As for the "liberal that can't see the racism" -- I am very tired of trying to work under a supposed Mutual Ministry model - where we celebrate the Ministry of the Baptized - and yet have seminary trained individuals who covertly impose their power and control, influencing liturgical decisions and secretly scheming to manipulate the diocesan agenda--this while the whole time celebrating how wonderful we are with our Mutual Ministry model.

For now, I'll take the in your face difficulties of the Roman Catholic establishment over the mendacity of the local Episcopalian leaders. However, to my horrified friends who cannot understand how a gay man in his right mind could do this, I would add that the Episcopal Church is not universally welcoming of LGBT folk; I was raised and confirmed in the Roman Catholic church; and, finally, I see myself as an Anglo-Catholic and will remain so wherever I choose to go to experience prayer, liturgy, and community.

Sunday, March 1, 2009

Late Winter Sunday Afternoon

This is a Hopper painting from the 1920's. I believe it's called "Automat." It reflects my mood today. The only thing separating me from the blackness is a cup of coffee. (Cue the dramatic music) I was most definitely fighting the demons this morning until I self-medicated with some caffeine. There's no denying it though. A moderate amount of caffeine keeps me on an even keel. Of course, too much triggers a bit of mania - I don't just mean that I'm wired. I start to make grandiose plans, I'm motivated to do all kinds of organizing. However, without it the mood swings decidely to the darkness. I've often wondered if it's possible to be a "little" bi-polar.

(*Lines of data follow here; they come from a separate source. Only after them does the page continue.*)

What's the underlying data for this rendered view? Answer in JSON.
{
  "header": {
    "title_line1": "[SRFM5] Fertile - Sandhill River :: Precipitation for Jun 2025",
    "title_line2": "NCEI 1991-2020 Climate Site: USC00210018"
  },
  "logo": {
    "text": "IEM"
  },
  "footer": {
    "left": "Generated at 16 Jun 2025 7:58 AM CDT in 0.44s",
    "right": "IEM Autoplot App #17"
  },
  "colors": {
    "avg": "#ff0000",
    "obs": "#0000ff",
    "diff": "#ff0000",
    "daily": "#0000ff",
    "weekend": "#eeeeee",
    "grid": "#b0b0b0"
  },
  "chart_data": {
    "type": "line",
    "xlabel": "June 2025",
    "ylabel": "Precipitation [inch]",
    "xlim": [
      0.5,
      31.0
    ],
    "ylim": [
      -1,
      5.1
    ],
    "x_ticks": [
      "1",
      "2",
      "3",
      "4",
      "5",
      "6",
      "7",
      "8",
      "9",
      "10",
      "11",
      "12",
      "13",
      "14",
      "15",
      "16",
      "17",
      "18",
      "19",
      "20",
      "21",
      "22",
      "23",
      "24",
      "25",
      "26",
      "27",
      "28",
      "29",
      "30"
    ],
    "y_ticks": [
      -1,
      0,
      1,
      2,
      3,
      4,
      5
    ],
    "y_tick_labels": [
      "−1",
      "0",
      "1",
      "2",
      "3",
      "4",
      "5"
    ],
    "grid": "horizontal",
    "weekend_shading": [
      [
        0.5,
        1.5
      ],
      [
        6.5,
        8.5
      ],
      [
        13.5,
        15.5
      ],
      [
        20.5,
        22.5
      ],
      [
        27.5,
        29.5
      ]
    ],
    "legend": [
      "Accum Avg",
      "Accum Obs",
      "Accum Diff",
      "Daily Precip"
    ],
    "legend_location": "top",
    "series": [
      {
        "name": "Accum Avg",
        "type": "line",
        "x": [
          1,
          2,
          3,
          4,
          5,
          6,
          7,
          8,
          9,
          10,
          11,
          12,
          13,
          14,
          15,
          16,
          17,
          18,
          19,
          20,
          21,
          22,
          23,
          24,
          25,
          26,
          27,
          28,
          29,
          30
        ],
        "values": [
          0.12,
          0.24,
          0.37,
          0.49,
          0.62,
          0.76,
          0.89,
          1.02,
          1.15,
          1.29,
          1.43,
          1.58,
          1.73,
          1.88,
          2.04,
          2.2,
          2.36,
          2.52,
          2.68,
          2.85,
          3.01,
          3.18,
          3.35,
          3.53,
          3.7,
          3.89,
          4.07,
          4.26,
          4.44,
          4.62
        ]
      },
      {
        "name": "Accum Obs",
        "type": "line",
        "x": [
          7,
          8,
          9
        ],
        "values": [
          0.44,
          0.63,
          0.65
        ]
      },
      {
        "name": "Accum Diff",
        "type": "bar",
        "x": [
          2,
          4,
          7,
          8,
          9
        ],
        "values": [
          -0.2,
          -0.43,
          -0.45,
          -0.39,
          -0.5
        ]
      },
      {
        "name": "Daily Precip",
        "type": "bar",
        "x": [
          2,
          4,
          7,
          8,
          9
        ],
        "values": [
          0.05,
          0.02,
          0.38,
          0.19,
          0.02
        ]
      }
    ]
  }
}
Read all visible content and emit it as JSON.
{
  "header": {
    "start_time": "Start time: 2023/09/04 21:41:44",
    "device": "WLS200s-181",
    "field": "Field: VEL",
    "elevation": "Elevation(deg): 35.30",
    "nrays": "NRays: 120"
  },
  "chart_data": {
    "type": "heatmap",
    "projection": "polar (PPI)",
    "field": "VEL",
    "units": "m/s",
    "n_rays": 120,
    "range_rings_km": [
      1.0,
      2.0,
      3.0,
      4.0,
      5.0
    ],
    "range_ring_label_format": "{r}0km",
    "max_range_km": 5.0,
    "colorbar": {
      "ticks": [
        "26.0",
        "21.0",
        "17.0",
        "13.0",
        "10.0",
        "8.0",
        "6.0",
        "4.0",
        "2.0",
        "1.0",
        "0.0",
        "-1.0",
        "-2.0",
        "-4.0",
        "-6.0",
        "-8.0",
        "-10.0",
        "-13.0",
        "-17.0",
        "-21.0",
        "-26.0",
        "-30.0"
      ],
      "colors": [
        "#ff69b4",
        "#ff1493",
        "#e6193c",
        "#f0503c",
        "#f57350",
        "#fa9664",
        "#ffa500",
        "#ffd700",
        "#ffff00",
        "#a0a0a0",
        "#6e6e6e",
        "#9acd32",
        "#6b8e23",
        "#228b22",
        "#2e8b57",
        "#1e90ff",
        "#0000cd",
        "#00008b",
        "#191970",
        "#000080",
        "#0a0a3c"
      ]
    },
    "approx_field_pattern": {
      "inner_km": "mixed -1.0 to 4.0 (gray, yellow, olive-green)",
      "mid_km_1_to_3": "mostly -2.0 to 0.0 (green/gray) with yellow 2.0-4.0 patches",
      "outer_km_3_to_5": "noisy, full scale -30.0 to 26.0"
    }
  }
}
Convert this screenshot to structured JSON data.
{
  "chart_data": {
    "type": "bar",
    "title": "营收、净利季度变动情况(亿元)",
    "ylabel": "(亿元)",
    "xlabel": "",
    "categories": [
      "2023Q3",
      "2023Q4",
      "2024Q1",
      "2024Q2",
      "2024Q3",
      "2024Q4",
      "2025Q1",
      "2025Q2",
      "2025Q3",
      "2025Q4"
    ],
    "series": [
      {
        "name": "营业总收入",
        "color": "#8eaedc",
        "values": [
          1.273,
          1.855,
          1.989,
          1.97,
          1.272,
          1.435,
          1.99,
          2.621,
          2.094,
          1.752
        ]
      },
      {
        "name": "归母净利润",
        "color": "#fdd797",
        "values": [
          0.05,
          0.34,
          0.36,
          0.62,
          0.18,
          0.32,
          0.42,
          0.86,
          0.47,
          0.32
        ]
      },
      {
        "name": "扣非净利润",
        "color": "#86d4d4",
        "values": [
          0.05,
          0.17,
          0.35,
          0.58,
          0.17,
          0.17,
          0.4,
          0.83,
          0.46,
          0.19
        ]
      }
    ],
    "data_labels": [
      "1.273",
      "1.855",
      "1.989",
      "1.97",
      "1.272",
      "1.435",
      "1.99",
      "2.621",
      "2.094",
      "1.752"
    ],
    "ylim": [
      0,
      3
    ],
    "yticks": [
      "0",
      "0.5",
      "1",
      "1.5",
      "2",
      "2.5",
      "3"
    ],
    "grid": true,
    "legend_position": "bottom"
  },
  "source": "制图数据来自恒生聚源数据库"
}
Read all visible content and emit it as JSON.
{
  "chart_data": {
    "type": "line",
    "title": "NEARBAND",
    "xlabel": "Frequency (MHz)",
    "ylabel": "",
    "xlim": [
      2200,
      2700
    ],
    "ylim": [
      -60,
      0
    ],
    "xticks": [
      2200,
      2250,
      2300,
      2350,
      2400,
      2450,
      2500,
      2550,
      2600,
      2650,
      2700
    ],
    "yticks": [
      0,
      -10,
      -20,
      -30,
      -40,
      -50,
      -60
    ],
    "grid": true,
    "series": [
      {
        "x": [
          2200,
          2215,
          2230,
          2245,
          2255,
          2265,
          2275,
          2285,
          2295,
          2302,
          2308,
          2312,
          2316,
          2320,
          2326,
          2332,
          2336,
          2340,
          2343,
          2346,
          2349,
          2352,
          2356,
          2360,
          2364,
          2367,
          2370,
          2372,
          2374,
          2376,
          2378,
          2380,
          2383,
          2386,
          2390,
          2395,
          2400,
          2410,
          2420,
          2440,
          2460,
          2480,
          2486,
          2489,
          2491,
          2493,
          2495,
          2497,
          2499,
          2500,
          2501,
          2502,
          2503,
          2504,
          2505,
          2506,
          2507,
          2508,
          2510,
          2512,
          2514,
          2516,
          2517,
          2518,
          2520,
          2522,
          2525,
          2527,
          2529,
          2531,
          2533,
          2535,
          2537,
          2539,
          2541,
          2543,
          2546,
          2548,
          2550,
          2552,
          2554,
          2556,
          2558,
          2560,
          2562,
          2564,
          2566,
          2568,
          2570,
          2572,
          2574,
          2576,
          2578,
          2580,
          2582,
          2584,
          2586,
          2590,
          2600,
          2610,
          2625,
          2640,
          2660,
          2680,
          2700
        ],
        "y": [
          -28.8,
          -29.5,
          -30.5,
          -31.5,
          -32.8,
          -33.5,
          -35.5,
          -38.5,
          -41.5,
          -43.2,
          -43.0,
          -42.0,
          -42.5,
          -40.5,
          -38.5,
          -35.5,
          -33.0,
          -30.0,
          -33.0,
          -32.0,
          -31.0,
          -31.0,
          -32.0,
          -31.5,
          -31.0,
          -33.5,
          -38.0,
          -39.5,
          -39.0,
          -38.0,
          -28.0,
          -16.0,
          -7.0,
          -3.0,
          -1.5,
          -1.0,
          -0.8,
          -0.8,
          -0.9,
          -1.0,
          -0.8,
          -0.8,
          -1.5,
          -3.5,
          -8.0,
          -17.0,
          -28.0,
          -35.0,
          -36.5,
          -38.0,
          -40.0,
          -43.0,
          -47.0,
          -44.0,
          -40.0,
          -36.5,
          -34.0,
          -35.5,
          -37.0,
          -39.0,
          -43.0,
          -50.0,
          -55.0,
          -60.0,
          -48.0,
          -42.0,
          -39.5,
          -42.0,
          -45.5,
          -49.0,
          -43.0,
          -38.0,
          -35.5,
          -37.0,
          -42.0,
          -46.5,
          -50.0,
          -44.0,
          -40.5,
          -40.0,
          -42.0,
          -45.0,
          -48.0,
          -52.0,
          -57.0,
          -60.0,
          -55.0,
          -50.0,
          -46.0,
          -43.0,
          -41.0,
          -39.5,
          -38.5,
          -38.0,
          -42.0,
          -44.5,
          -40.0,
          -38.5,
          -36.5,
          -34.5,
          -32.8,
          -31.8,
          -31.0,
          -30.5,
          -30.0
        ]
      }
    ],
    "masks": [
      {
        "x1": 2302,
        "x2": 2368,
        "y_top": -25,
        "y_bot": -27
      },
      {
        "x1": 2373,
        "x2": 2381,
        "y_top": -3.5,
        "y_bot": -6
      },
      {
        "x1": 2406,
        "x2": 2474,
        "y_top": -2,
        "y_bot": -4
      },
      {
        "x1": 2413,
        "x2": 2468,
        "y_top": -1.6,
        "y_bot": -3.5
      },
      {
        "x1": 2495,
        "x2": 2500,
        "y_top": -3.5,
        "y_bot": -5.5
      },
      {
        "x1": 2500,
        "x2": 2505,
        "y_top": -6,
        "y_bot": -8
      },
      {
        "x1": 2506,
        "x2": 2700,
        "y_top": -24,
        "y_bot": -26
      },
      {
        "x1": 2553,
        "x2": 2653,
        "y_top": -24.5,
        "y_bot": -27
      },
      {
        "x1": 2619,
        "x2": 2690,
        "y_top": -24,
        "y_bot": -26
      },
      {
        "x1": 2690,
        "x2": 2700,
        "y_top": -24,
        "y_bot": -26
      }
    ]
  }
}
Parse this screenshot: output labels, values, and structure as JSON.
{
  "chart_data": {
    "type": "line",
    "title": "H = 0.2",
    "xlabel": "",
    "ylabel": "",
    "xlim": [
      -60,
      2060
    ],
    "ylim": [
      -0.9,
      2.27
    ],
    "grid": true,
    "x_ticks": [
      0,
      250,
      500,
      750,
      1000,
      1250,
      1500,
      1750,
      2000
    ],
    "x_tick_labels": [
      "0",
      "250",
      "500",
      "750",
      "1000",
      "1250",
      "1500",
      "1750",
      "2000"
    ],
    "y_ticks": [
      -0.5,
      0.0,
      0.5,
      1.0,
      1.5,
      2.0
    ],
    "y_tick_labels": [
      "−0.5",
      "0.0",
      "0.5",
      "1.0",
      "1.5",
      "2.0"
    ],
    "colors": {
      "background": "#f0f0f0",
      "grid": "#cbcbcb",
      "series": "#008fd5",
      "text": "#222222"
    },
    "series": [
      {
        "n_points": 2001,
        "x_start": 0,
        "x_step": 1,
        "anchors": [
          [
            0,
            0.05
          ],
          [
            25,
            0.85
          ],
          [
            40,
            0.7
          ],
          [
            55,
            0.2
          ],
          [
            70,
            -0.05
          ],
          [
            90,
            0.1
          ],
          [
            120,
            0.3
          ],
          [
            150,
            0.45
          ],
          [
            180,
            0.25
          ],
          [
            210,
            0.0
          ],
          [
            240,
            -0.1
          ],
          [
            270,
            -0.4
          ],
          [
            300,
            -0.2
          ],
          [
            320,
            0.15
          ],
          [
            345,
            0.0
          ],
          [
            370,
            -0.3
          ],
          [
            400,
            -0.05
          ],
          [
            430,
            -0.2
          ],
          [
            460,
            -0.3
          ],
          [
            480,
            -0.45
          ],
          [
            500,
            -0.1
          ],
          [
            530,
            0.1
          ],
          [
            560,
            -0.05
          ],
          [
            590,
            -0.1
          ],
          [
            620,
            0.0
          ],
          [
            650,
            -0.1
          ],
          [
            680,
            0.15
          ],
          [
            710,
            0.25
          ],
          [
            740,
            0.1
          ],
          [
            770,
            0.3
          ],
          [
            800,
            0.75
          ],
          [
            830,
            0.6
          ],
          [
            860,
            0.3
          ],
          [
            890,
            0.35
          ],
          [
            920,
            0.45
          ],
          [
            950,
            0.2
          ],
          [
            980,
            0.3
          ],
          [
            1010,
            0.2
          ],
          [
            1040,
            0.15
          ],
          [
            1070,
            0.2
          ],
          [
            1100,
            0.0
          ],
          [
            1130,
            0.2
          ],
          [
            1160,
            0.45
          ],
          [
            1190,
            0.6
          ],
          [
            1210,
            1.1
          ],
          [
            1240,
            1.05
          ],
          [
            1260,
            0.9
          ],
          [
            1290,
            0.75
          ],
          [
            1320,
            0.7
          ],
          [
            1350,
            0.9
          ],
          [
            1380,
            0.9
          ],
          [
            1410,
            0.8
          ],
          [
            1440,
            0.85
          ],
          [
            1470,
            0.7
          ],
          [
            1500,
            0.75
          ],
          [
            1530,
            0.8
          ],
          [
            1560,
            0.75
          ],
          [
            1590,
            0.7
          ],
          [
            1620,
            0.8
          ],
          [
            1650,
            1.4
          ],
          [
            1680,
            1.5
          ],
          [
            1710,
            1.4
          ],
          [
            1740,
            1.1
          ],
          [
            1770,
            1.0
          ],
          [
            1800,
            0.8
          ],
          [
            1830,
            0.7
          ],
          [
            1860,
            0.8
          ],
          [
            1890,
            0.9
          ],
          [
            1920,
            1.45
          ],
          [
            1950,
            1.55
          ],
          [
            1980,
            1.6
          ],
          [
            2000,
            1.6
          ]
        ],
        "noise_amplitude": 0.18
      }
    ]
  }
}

So what is this? I know I hit my "I'm done" moment with this winter when the temperature dropped to zero after the blizzard on Thursday. I almost made it to March which isn't a bad stretch. I'm usually the first to start wishing for the season to change - usually late July - and the last to start wishing for Spring. Is it my sky-rocketing propane bill? The water pump that won't shut off (big spike in my January electric). I know a large chunk of it is my decision to leave the Episcopal church and not yet knowing which way to go - ELCA or Roman Catholic. I also am trying to eat better as a Lenten practice. I hope to use the 40 day "Fast" as a way to lay the foundation for improved eating before I get so big I have to special order my clothes.

Yet I have the pleasure of dog sitting for my neighbors' Airedale, Chance, this week. Always back to the dogs, I know. They keep me alive and well. Also, I continue to have to rescue the birds that accidentally end up trapped in the porch. With the dogs coming and going all the time, they fly in through the open door, that's where the winter location of the feeders is. It's a very special feeling to have a small bird gently grasped in your hands for a brief moment before you release him/her back to freedom.

So today I thought I'd sit down and write - not try to be profound - not worry about whether or not people are reading this stuff. Basically follow my own advise. My Pop has been driving school bus for the past few years and shared some feelings about his experiences with me on the phone this morning. I told him he should start blogging as a way of dealing with his feelings. That got me pondering on the reasons why I blog and has lead to this ramble.

Why do we blog? I know I get a charge from watching my visit meter climb. I know I want people to think I'm smart, deep, wise, etc. etc. I know I want to be heard. Al Pacino has a monologue in Frankie and Johnny in which he tries to explain to Frankie why she and he must connect. He says that we all go around in this world trapped in these bubbles bouncing off of each other and never really connecting. I think I blog because I want to connect.